UNSUSPECTING AMERICANS RISK FURTHER EXPOSURE TO E. COLI–LIKE OUTBREAKS

NRDC Calls On EPA to Reduce Bacteria at Farms and U.S. Senate to Block Bill That Would Preempt Food Safety Laws

WASHINGTON (September 26, 2006) -- The nationwide outbreak of E.coli bacteria in spinach is spotlighting the need for Congress and federal agencies to quickly find better ways to protect America's food supply and ensure public health and safety.

Today, in a visit to the Environmental Protection Agency, representatives from three national organizations, including the Natural Resources Defense Council (NRDC), called on the agency to require livestock and poultry factory farms to reduce bacterial pollution from animal wastes.

While the source of the current E.coli outbreak has not been precisely determined, animal waste is among the suspected causes. "Factory farms are a major source of E.coli contamination, but the EPA is not doing enough to protect our food or water supplies," said Melanie Shepherdson, an NRDC attorney. "We have the technology to significantly reduce the bacteria, viruses and parasites in factory farm animal waste. We shouldn't have to worry about eating contaminated vegetables or drinking water."

But Congress appears to be heading in the wrong direction of food safety and could actually make matters worse. The House has passed -- and now the Senate is considering -- a bill that would seriously undermine more than 200 state laws that protect consumers every day from contaminated foods because they impose quality standards more stringent than federal requirements.

The deceptively named "Uniformity for Food Act" (S. 3128) would strip states of the authority to protect their citizens -- and put that power back in the hands of the federal government, which has repeatedly failed to act decisively to fatal outbreaks of food contamination.

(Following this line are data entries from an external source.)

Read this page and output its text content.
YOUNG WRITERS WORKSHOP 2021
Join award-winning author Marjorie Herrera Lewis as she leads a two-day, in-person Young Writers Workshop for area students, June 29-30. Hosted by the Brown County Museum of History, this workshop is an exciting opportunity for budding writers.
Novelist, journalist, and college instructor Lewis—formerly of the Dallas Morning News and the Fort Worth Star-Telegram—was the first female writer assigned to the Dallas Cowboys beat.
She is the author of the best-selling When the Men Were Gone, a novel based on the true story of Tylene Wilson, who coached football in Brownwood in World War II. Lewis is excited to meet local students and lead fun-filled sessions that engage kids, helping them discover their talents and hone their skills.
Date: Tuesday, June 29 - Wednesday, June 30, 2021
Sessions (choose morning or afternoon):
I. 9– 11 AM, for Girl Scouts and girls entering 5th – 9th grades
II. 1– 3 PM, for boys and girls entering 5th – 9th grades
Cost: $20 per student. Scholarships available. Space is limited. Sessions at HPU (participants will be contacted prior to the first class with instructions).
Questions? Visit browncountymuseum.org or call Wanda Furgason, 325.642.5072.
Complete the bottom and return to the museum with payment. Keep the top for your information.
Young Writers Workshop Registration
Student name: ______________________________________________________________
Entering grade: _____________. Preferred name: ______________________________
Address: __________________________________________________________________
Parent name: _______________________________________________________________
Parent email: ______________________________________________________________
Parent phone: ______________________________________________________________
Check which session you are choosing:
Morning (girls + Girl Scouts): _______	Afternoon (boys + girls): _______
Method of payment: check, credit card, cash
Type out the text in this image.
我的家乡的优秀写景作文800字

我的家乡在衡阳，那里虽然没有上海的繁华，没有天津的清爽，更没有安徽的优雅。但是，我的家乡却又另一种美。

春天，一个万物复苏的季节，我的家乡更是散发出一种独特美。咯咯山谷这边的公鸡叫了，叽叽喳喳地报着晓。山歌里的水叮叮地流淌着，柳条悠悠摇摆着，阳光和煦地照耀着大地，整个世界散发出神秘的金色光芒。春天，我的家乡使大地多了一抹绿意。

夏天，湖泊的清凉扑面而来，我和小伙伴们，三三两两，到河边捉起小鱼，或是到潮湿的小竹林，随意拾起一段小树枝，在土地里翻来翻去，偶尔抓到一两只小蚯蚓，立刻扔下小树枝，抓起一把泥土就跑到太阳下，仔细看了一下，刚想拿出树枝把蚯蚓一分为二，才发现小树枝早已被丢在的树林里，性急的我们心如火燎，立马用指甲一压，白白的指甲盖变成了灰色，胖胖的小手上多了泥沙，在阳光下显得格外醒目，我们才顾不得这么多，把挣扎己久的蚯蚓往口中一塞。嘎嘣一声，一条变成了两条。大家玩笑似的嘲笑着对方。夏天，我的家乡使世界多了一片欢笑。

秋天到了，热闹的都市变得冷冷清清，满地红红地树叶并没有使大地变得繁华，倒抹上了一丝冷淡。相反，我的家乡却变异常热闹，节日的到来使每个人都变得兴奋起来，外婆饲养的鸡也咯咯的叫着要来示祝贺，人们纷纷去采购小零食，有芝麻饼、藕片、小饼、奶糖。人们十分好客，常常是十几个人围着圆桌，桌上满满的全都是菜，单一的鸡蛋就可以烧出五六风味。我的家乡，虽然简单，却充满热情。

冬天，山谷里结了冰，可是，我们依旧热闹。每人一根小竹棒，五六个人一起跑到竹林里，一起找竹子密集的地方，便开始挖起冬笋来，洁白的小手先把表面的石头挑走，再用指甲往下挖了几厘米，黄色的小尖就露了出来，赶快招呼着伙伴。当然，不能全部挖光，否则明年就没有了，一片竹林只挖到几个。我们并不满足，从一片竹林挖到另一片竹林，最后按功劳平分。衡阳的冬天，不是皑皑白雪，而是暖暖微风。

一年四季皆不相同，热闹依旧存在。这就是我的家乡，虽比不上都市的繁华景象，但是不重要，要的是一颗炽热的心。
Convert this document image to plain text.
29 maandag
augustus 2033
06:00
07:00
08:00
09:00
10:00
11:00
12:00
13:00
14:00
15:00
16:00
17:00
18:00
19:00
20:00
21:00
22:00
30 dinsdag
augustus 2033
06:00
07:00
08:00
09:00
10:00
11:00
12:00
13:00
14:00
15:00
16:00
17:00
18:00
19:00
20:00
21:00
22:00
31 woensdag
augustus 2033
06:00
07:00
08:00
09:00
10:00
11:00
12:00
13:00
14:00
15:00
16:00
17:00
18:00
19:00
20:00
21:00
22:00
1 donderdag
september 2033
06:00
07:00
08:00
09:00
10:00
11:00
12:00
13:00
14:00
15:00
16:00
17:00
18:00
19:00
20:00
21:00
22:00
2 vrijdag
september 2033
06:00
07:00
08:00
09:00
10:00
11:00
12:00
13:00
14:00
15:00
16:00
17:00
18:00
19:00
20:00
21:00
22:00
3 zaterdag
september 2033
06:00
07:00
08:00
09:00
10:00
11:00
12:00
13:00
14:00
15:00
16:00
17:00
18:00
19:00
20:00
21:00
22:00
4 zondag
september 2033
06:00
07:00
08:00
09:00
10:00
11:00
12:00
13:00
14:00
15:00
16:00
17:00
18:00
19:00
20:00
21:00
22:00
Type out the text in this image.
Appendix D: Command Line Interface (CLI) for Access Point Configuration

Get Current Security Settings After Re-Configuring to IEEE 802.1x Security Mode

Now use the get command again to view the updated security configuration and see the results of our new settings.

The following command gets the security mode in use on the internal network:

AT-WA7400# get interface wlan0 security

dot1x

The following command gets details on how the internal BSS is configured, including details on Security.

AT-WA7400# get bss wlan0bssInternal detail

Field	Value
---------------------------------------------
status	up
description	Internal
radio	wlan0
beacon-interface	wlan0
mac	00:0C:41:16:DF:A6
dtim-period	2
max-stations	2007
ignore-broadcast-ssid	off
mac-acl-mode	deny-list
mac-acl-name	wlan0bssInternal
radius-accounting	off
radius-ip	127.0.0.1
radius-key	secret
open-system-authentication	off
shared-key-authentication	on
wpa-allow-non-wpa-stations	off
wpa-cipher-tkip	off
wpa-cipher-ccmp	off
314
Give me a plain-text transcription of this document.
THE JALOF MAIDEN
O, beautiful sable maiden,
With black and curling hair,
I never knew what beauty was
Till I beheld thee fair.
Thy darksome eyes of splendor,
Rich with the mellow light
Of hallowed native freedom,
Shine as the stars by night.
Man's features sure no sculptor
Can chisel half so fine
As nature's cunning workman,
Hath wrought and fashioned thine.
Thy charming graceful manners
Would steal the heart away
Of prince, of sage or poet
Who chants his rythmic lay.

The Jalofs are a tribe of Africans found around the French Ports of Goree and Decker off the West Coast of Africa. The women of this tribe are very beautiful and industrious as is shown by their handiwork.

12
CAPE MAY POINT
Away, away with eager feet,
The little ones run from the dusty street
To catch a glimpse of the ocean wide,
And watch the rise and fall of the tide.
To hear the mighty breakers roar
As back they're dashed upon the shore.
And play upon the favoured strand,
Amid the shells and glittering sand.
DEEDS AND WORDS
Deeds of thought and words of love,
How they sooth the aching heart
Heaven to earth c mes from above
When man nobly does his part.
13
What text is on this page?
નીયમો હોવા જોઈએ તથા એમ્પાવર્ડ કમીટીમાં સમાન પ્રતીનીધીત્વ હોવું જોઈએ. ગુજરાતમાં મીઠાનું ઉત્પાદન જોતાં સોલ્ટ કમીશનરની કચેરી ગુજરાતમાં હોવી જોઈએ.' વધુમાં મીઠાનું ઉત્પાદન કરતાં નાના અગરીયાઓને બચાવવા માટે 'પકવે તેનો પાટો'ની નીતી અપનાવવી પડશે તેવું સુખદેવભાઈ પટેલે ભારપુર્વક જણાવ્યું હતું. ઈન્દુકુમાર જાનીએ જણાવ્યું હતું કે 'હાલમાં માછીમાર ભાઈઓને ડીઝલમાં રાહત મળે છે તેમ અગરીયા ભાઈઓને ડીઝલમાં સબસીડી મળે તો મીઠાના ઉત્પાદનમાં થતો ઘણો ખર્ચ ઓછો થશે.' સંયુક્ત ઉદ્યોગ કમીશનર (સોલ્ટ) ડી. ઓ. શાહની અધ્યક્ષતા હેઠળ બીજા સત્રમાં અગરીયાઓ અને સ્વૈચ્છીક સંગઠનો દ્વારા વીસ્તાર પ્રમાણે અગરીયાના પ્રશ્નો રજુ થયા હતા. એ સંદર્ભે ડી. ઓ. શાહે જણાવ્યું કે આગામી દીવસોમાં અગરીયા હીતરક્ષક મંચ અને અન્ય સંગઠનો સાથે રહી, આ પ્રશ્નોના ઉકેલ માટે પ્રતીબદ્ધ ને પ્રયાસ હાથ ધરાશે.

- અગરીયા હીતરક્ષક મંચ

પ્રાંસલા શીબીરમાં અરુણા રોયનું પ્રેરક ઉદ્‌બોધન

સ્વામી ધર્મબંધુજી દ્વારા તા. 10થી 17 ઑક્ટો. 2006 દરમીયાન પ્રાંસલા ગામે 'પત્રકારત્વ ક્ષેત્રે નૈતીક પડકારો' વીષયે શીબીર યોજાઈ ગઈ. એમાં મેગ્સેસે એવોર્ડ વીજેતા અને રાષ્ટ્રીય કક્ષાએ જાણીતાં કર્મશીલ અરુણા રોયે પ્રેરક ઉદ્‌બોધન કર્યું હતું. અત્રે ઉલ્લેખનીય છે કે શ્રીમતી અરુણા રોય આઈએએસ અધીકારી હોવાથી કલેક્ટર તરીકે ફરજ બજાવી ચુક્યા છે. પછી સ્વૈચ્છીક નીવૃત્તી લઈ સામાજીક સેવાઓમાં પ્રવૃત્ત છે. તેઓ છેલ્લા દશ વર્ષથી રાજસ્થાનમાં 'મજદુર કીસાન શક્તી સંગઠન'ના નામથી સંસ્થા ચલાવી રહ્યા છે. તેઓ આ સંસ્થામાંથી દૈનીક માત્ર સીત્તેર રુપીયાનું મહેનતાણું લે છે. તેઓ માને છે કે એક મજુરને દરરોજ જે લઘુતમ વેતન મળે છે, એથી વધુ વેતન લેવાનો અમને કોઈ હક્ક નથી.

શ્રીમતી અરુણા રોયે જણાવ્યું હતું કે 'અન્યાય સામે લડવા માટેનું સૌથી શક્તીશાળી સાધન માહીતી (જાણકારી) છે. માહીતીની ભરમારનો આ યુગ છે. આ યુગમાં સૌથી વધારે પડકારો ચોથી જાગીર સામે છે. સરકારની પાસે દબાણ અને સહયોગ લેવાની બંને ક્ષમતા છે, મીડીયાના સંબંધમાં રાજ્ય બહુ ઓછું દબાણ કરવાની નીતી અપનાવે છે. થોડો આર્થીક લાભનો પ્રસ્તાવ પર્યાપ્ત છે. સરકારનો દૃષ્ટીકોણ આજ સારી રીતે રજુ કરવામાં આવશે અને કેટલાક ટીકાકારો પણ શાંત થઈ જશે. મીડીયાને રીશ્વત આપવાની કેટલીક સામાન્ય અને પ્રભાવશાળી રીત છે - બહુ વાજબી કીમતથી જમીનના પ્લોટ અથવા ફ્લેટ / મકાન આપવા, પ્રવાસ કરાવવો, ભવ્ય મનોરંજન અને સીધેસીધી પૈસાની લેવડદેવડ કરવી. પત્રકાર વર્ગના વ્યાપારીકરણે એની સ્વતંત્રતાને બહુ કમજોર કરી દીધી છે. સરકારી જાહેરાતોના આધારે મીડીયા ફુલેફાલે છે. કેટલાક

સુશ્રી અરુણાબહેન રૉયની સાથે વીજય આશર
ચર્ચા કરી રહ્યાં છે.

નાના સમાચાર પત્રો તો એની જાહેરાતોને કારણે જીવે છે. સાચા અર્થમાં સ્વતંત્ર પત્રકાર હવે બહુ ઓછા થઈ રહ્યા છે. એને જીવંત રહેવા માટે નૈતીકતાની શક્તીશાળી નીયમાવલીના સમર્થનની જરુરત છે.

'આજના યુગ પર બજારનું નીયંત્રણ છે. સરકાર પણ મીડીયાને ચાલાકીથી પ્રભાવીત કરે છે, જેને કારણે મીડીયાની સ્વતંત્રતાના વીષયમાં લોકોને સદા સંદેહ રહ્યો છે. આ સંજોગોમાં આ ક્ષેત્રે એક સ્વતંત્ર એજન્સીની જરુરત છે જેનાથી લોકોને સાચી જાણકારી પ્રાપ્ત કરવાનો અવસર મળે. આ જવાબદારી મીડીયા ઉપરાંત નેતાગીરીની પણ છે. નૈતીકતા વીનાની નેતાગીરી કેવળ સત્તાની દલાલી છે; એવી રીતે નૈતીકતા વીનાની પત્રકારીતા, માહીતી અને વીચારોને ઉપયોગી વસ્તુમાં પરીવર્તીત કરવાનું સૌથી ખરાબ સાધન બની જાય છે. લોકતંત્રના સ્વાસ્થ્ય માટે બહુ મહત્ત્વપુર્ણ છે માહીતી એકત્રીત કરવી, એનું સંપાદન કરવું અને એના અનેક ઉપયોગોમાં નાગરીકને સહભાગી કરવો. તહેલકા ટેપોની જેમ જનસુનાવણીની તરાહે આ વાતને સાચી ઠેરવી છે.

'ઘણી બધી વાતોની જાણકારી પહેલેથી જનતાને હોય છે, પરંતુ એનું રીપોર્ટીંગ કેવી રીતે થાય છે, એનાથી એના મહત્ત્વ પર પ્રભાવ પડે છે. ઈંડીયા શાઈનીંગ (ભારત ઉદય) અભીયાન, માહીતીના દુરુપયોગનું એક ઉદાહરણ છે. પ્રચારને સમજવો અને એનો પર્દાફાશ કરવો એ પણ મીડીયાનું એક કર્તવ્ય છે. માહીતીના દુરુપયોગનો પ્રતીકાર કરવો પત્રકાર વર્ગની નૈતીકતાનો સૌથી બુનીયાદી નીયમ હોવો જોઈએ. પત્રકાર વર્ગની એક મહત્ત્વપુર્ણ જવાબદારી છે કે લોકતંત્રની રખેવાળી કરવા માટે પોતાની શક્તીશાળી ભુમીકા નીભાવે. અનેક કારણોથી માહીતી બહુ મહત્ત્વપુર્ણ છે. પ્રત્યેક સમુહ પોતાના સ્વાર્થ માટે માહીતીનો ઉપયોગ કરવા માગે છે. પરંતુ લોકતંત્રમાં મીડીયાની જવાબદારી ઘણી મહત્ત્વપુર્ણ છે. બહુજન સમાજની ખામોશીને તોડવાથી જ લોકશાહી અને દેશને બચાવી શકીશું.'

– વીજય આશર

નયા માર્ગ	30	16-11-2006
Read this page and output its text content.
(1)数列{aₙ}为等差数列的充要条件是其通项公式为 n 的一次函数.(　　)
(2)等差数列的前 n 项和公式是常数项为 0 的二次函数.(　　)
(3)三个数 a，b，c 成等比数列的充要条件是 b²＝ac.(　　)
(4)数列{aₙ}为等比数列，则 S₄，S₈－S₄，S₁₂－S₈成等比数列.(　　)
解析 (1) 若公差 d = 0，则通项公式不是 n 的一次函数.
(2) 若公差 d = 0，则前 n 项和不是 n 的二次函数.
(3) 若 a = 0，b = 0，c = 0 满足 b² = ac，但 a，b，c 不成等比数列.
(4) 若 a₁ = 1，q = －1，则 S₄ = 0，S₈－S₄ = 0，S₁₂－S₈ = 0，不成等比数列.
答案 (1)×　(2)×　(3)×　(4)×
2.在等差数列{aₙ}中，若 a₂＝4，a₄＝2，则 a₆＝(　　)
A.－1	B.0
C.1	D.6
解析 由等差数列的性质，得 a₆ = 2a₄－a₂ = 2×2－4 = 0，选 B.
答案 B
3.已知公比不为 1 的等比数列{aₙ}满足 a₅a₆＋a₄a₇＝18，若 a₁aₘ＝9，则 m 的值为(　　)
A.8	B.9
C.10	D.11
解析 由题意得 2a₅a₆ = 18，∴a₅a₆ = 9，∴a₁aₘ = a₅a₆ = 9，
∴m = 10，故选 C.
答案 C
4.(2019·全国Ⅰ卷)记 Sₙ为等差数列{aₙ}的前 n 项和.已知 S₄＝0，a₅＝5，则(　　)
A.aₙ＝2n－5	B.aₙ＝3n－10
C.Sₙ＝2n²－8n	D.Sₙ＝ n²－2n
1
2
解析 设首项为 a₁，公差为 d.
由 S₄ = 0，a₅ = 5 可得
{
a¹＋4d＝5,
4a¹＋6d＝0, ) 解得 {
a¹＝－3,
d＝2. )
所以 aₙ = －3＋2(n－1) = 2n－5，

In the case of the E. coli contamination of spinach, state authorities notified the Food and Drug Administration on August 23 that individuals had become ill; but it took the FDA until September 14 to warn the public. Even now, more than a month after learning of the E. coli poisoning, FDA has yet to take any enforcement action.

If the "Uniformity for Food Act" becomes law, the next time an E. coli outbreak occurs, state officials would be powerless to act until they notified the FDA and waited for the agency to take enforcement actions.

"Under this bill, state authorities may have to wait for days or weeks before acting to protect their citizens," said Erik Olson, NRDC's advocacy director. "The uncertainty and delays introduced by this bill could cause consumers to be poisoned even after state authorities learn about the dangers. This bill is hazardous to public health."

In the case of E.coli from farm animal waste, consumers should be mindful of a June 30 report by California's Central Coast Water Board, which found the deadly bacteria in five waterways in the Salinas watershed in Monterey County, the site of the tainted spinach fields. Livestock are common carriers of E.coli. (To download the Central Coast Water Board report, click www.waterboards.ca.gov/rwqcb3/TMDL/documents/SalRivFecColPrelimProjRptJuly06.pdf 12 MB pdf.)

A proposed EPA rule, unveiled in June, fails to require factory farms to adopt technologies that would reduce E.coli and other dangerous pathogens in animal waste, according to Shepherdson. There are technologies available today that can reduce pathogens by as much as 99 percent, she said. EPA issued that rule in response to a February 2005 U.S. Court of Appeals decision that ordered the agency to toughen the standards. The court ruling resulted from a lawsuit filed by NRDC, the Sierra Club and the Waterkeeper Alliance. (For more information, click here).

Factory farms now dominate animal production across the country. In 2001, 5 percent of U.S. farms accounted for 54 percent of the nation's beef and dairy cattle, hogs, and poultry, according to the Department of Agriculture. These factory farms generate some 500 million tons of manure annually, and routinely over-apply the liquid waste on land. It then runs off fields into nearby streams or seeps into underground water supplies, polluting the water with viruses, bacteria, pesticides, antibiotics, hormones and excessive nutrients. The EPA estimates that pathogens, such as E. coli, are responsible for 35 percent of the nation's impaired river and stream miles, and factory farms are common pathogen sources.